IMF urges Germany to chop taxes and improve infrastructure – Monetary Occasions


The IMF has called on Germany to lower taxes on poorer households and to invest more in the country’s infrastructure, as part of a broader effort to improve long-term competitiveness and help tackle economic imbalances.

“Germany’s economic fundamentals are sound, public and private balance sheets are healthy, unemployment is at a historical low, wages have finally accelerated, and the large current account surplus is slowly shrinking,” the fund says in its annual assessment of the German economy, released on Friday.

But the report also points to a series of longer-term challenges, including an ageing population and weak productivity growth. The IMF also warns that Germany’s “technological edge” is under threat, echoing widely-shared concerns that the country’s carmakers and other industrial groups have been slow to respond to the digital challenge and the potential for disruption coming from electronic vehicles.

In response to these and other problems, Germany should “use the space within the fiscal rules to bolster long-term growth and help rebalance the economy”. The report adds: “Priorities include lowering the burden of taxation on low-income households further while also reducing disincentives to work for secondary earners; expanding research and development credits for companies to speed up innovation; and continuing to invest in public infrastructure.”

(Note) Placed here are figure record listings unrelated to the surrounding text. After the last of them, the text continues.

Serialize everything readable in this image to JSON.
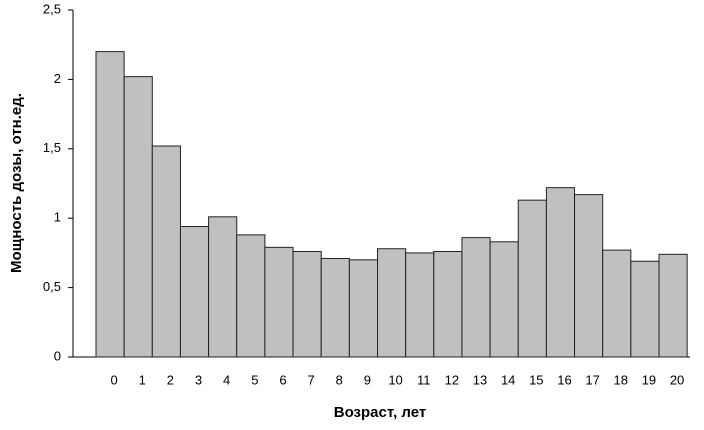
{
  "chart_data": {
    "type": "bar",
    "x_label": "Возраст, лет",
    "y_label": "Мощность дозы, отн.ед.",
    "categories": [
      "0",
      "1",
      "2",
      "3",
      "4",
      "5",
      "6",
      "7",
      "8",
      "9",
      "10",
      "11",
      "12",
      "13",
      "14",
      "15",
      "16",
      "17",
      "18",
      "19",
      "20"
    ],
    "values": [
      2.2,
      2.02,
      1.52,
      0.94,
      1.01,
      0.88,
      0.79,
      0.76,
      0.71,
      0.7,
      0.78,
      0.75,
      0.76,
      0.86,
      0.83,
      1.13,
      1.22,
      1.17,
      0.77,
      0.69,
      0.74
    ],
    "color": "#c0c0c0",
    "ylim": [
      0,
      2.5
    ],
    "yticks": [
      0,
      {
        "value": 0.5,
        "label": "0,5"
      },
      1,
      {
        "value": 1.5,
        "label": "1,5"
      },
      2,
      {
        "value": 2.5,
        "label": "2,5"
      }
    ],
    "grid": false
  }
}
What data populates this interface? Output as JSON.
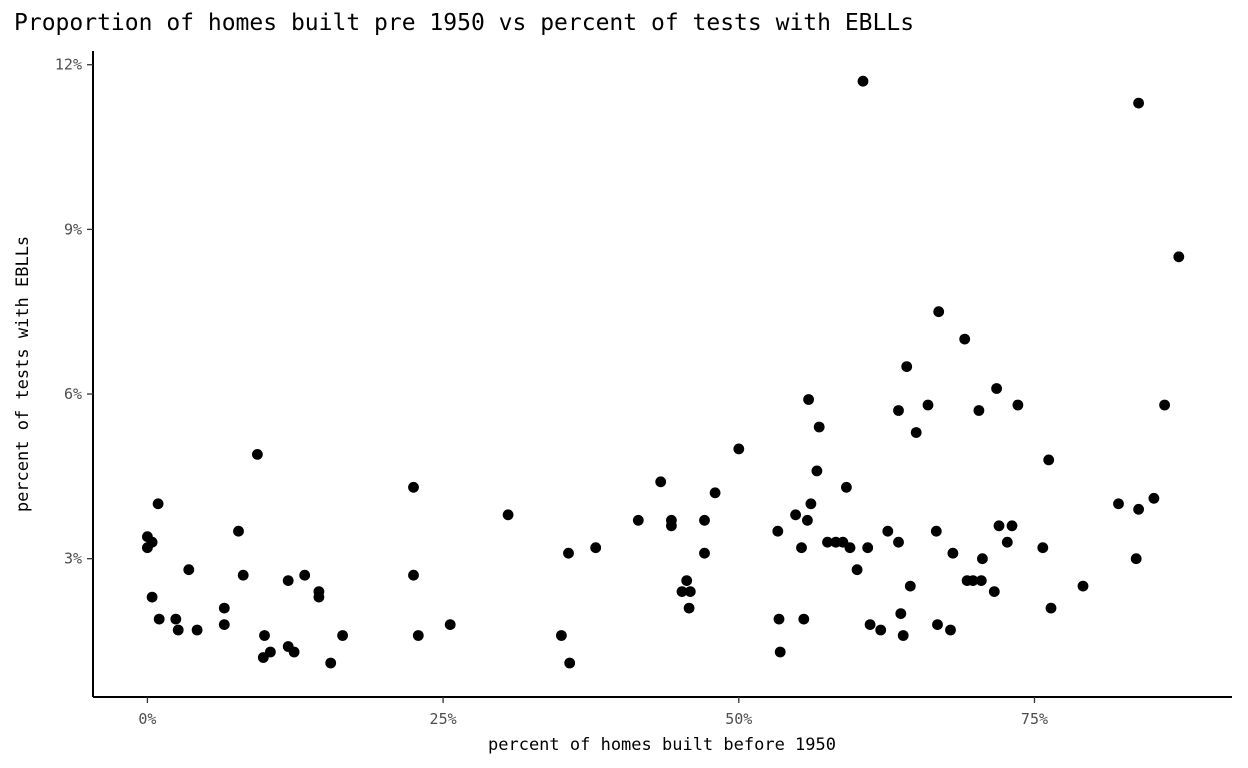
{
  "chart_data": {
    "type": "scatter",
    "title": "Proportion of homes built pre 1950 vs percent of tests with EBLLs",
    "xlabel": "percent of homes built before 1950",
    "ylabel": "percent of tests with EBLLs",
    "xlim": [
      -0.046,
      0.917
    ],
    "ylim": [
      0.0048,
      0.1225
    ],
    "x_ticks": [
      {
        "value": 0,
        "label": "0%"
      },
      {
        "value": 0.25,
        "label": "25%"
      },
      {
        "value": 0.5,
        "label": "50%"
      },
      {
        "value": 0.75,
        "label": "75%"
      }
    ],
    "y_ticks": [
      {
        "value": 0.03,
        "label": "3%"
      },
      {
        "value": 0.06,
        "label": "6%"
      },
      {
        "value": 0.09,
        "label": "9%"
      },
      {
        "value": 0.12,
        "label": "12%"
      }
    ],
    "grid": false,
    "point_color": "#000000",
    "points": [
      [
        0.0,
        0.034
      ],
      [
        0.0,
        0.032
      ],
      [
        0.004,
        0.033
      ],
      [
        0.009,
        0.04
      ],
      [
        0.004,
        0.023
      ],
      [
        0.01,
        0.019
      ],
      [
        0.024,
        0.019
      ],
      [
        0.026,
        0.017
      ],
      [
        0.035,
        0.028
      ],
      [
        0.042,
        0.017
      ],
      [
        0.065,
        0.021
      ],
      [
        0.065,
        0.018
      ],
      [
        0.077,
        0.035
      ],
      [
        0.081,
        0.027
      ],
      [
        0.093,
        0.049
      ],
      [
        0.099,
        0.016
      ],
      [
        0.098,
        0.012
      ],
      [
        0.104,
        0.013
      ],
      [
        0.119,
        0.026
      ],
      [
        0.119,
        0.014
      ],
      [
        0.124,
        0.013
      ],
      [
        0.133,
        0.027
      ],
      [
        0.145,
        0.024
      ],
      [
        0.145,
        0.023
      ],
      [
        0.155,
        0.011
      ],
      [
        0.165,
        0.016
      ],
      [
        0.225,
        0.043
      ],
      [
        0.225,
        0.027
      ],
      [
        0.229,
        0.016
      ],
      [
        0.256,
        0.018
      ],
      [
        0.305,
        0.038
      ],
      [
        0.35,
        0.016
      ],
      [
        0.356,
        0.031
      ],
      [
        0.357,
        0.011
      ],
      [
        0.379,
        0.032
      ],
      [
        0.415,
        0.037
      ],
      [
        0.434,
        0.044
      ],
      [
        0.443,
        0.037
      ],
      [
        0.443,
        0.036
      ],
      [
        0.452,
        0.024
      ],
      [
        0.456,
        0.026
      ],
      [
        0.459,
        0.024
      ],
      [
        0.458,
        0.021
      ],
      [
        0.471,
        0.037
      ],
      [
        0.471,
        0.031
      ],
      [
        0.48,
        0.042
      ],
      [
        0.5,
        0.05
      ],
      [
        0.533,
        0.035
      ],
      [
        0.534,
        0.019
      ],
      [
        0.535,
        0.013
      ],
      [
        0.548,
        0.038
      ],
      [
        0.553,
        0.032
      ],
      [
        0.555,
        0.019
      ],
      [
        0.559,
        0.059
      ],
      [
        0.558,
        0.037
      ],
      [
        0.561,
        0.04
      ],
      [
        0.566,
        0.046
      ],
      [
        0.568,
        0.054
      ],
      [
        0.575,
        0.033
      ],
      [
        0.582,
        0.033
      ],
      [
        0.588,
        0.033
      ],
      [
        0.591,
        0.043
      ],
      [
        0.594,
        0.032
      ],
      [
        0.6,
        0.028
      ],
      [
        0.605,
        0.117
      ],
      [
        0.609,
        0.032
      ],
      [
        0.611,
        0.018
      ],
      [
        0.62,
        0.017
      ],
      [
        0.626,
        0.035
      ],
      [
        0.635,
        0.057
      ],
      [
        0.635,
        0.033
      ],
      [
        0.637,
        0.02
      ],
      [
        0.639,
        0.016
      ],
      [
        0.642,
        0.065
      ],
      [
        0.645,
        0.025
      ],
      [
        0.65,
        0.053
      ],
      [
        0.66,
        0.058
      ],
      [
        0.667,
        0.035
      ],
      [
        0.669,
        0.075
      ],
      [
        0.668,
        0.018
      ],
      [
        0.679,
        0.017
      ],
      [
        0.681,
        0.031
      ],
      [
        0.691,
        0.07
      ],
      [
        0.693,
        0.026
      ],
      [
        0.698,
        0.026
      ],
      [
        0.703,
        0.057
      ],
      [
        0.705,
        0.026
      ],
      [
        0.706,
        0.03
      ],
      [
        0.716,
        0.024
      ],
      [
        0.718,
        0.061
      ],
      [
        0.72,
        0.036
      ],
      [
        0.727,
        0.033
      ],
      [
        0.731,
        0.036
      ],
      [
        0.736,
        0.058
      ],
      [
        0.757,
        0.032
      ],
      [
        0.762,
        0.048
      ],
      [
        0.764,
        0.021
      ],
      [
        0.791,
        0.025
      ],
      [
        0.821,
        0.04
      ],
      [
        0.836,
        0.03
      ],
      [
        0.838,
        0.113
      ],
      [
        0.838,
        0.039
      ],
      [
        0.851,
        0.041
      ],
      [
        0.86,
        0.058
      ],
      [
        0.872,
        0.085
      ]
    ]
  }
}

The IMF notes that Germany has made some progress towards reducing its current account deficit — the size of which has been a longstanding irritant to trading partners like the US — but cautions that more needs to be done. “Though the external surplus has come down from its peak, it remains well above the level consistent with fundamentals and is expected to remain so in the medium term,” the fund says.

“This contributes to global imbalances at a time when trade tensions threaten Germany’s export dependent economy. Faster wage growth, which would be consistent with the very tight labour market, could help accelerate real exchange rate appreciation and speed up external rebalancing, while also ensuring that the benefits of growth are widely shared,” the report argues.